Tactics at the World Cup: a battle between aesthetics and results

Spain’s revitalisation of ‘beautiful football’ in recent years has been extremely successful. How have football tactics evolved over the years? EPA/Zurab Kurtsikidze

The football World Cup may be yet to kick off, but there have already been innumerable discussions on the various playing styles that each country will adopt. Will they play a 4-4-2, a 4-2-3-1, or a straight 4-3-3?

For those not completely au fait with football tactics, a 4-4-2 refers to a formation with four defenders, four midfielders and two forwards; while a 4-2-3-1 formation has four defenders, two defensive midfielders, three attacking midfielders and one forward.

Debates around formations sometimes mask the fact that the World Cup has always been a battlefield for tactics, which support what the Brazilians refer to as “futebol d’arte” (simple, attacking football) or “futebol de resultados” (defensive football). The tension between these styles, in their various manifestations, determines the world football landscape.

A couple of contemporary examples highlight the battle between the two styles. The Brazilian teams from the 1958 to 1970 World Cups produced some of the most exhilarating and creative football ever played. This is where the terms “futebol d’arte”, “samba football” or “beautiful game” were first coined. Not only did these Brazilians entertain the masses but they also won the World Cup three times: in 1958, 1962 and 1970.

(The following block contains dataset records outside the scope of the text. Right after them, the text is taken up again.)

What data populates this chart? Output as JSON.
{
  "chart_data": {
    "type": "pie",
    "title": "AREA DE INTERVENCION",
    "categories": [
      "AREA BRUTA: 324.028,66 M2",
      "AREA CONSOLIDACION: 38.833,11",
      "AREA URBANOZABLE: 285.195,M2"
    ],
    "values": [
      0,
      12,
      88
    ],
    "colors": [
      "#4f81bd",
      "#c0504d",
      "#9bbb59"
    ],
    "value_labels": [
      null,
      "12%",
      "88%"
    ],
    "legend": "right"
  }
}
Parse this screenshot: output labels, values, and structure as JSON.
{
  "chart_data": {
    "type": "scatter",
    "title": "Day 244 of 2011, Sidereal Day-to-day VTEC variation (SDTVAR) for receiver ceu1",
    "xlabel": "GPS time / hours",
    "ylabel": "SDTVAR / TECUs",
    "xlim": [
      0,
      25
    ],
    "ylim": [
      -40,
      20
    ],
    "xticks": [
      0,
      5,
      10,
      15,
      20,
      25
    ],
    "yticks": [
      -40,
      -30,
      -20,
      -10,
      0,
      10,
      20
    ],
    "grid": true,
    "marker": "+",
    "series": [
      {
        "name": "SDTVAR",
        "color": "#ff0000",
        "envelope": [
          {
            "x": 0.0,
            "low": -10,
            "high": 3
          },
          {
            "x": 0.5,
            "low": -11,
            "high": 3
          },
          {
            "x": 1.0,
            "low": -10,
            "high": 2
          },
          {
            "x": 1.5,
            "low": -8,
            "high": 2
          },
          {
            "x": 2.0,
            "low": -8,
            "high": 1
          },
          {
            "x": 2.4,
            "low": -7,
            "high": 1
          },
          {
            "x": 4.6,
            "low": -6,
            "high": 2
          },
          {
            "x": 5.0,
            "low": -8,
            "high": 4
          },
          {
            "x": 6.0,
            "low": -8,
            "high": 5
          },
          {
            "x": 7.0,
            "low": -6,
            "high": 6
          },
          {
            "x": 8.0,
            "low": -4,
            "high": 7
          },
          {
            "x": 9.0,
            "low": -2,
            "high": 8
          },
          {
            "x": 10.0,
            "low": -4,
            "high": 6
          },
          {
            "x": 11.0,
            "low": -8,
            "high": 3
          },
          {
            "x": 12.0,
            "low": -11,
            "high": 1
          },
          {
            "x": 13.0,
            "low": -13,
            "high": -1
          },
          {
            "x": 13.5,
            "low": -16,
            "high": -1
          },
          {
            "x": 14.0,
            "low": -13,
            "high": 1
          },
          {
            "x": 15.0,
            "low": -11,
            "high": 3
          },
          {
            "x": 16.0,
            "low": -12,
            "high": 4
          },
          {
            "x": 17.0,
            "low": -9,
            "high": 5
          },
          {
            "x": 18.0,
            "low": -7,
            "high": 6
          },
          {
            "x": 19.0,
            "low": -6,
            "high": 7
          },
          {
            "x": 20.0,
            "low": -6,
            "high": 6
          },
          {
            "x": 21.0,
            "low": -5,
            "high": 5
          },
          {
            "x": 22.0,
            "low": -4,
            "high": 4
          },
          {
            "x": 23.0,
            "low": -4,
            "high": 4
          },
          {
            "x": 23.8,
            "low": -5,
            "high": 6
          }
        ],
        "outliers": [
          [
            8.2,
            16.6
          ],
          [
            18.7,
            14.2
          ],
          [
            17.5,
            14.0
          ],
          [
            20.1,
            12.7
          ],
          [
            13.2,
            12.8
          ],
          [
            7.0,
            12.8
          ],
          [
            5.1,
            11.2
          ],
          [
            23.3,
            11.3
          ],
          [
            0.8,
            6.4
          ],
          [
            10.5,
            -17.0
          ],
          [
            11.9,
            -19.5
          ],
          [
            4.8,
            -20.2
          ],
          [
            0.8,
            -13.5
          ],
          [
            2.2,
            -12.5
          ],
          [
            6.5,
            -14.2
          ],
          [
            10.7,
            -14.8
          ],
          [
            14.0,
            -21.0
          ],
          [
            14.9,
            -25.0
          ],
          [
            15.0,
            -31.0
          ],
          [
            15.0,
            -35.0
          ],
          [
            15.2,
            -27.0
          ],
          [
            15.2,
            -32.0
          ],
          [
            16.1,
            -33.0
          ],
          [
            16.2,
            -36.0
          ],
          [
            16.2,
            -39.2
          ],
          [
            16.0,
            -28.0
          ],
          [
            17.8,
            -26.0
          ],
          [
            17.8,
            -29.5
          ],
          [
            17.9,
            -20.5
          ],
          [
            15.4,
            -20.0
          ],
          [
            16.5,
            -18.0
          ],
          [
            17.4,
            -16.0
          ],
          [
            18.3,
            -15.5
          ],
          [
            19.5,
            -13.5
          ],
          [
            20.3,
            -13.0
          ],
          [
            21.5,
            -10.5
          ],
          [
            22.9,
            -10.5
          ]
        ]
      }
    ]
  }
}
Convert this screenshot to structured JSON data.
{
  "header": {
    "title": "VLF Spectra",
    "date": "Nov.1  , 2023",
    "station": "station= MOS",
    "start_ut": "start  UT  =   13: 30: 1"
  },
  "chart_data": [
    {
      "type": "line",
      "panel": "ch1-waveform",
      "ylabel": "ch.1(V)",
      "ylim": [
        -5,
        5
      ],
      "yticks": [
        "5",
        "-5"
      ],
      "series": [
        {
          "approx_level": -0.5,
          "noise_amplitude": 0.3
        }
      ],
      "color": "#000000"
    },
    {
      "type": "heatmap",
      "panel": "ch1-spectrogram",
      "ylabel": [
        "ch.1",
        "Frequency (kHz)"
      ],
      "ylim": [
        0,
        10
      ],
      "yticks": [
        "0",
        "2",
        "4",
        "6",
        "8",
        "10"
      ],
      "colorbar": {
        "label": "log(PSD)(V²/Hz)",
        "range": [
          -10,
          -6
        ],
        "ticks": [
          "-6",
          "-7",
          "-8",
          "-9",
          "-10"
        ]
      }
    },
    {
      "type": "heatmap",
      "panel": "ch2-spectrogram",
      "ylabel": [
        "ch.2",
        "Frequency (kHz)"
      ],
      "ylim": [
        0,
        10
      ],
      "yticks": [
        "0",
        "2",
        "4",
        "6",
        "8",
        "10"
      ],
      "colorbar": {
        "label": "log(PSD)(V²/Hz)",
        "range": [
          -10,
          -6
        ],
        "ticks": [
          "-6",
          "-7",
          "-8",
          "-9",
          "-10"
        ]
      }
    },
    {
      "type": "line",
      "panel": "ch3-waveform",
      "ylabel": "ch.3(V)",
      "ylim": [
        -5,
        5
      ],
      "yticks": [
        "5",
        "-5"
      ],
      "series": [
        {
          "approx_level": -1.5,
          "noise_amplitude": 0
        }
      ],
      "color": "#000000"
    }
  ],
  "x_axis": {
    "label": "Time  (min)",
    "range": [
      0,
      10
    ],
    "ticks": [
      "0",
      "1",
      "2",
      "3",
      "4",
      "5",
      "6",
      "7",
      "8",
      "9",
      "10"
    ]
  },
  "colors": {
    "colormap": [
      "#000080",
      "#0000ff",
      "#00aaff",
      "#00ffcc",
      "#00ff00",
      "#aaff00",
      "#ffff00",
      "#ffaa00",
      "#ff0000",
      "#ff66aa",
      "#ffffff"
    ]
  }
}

Brazil’s 1970 team featured players such as Pele and Jairzinho.

Janet Lever’s Soccer Madness gives an insight into the role of “samba football” in shaping Brazil’s national consciousness during this golden period. She argues that Brazilian football transcended the country’s racial, ethnic and religious structures – not because they won internationally, but because of the style in which they won.

Other attacking tactics included the Dutch philosophy in the 1970s, which became known as “total football”. In this approach there were no fixed positions except for the goalkeeper, and the aim was to keep possession of the ball and deny opponents the ball. The Dutch were losing finalists in both the 1974 and 1978 World Cups.

In the 1978 final, the Dutch lost to the Carlos Menotti-coached Argentina. Menotti was as committed to entertaining football; he saw the game as an artform, which would inspire youth because of its beauty. He famously said:

You can lose a game, but what you cannot lose is the dignity earned by playing attractive football.

The Dutch team of 1974.

In this era, it was clear to many national teams that they could not match the attacking flair of the Brazilians or the Dutch. New defensive tactics were devised to counter this attacking dominance. The philosophy shifted to being just about winning and nothing else: if you wanted entertainment you should go to the theatre.

Teams such as Italy, which won the 1982 and 2006 World Cups, were based on a system coined the “catenaccio” (“the chain”), which aimed to nullify the attacking forces and prevent scoring. Not surprisingly, other teams quickly adopted this approach. Many matches during these period were dour affairs characterised by “no-risk” or “anti-football”.

Italy won the 2006 World Cup with a defensive approach to the game. EPA/Thomas Eisenhuth

So dominant and successful was this “futebol de resultos” that even the Brazilians moved away from flair and invention and adopted a more physical approach, with set roles meaning more positional discipline and less freedom for players to express themselves. Advocates of this style within Brazil pointed to triumphs in the 1994 and 2002 World Cups to contrast with the 1982 World Cup quarter-final exit of perhaps the greatest “futebol de arte” Brazilian team of all, which included Socrates and Zico (among others).

Brazil abandoned their widely admired attacking style after 1990 in the pursuit of winning at all costs. As a consequence, Brazil’s defensive playing style in recent tournaments has divided the nation and pundits’ opinions.

However, to the surprise of many, Spain revitalised the aesthetic form of the game at the 2010 World Cup. The underachieving Spanish (who previously had a best finish of fourth in the 1950 World Cup) adopted a system that would eventually be termed “tiki-taka”, a short-passing game, keeping possession of the ball with one-touch passing and movement.

Spain won the 2010 World Cup using this tactic. Its World Cup success was complimented by European Championship wins in 2008 and 2012. Players such as Xavi, Cesc Fabregas and Andres Iniesta are now the standardbearers of the “futebol d’arte”. They demonstrate that there is a place for attacking football characterised by creativity and exhilarating play.

The hotly contested war between “futebol d’ arte” and “futbol de resultados” will once again take place in Brazil in the coming weeks. A battle between aesthetics and results will be waged.

With all the problems now plaguing FIFA with its handling of the legacy of the 2010 World Cup in South Africa, the Qatar corruption scandal and the unrest in Brazil, it would perhaps pray for a Brazil win playing “futebol d’arte” against a “tika-taka”-playing Spain. That is the beautiful game.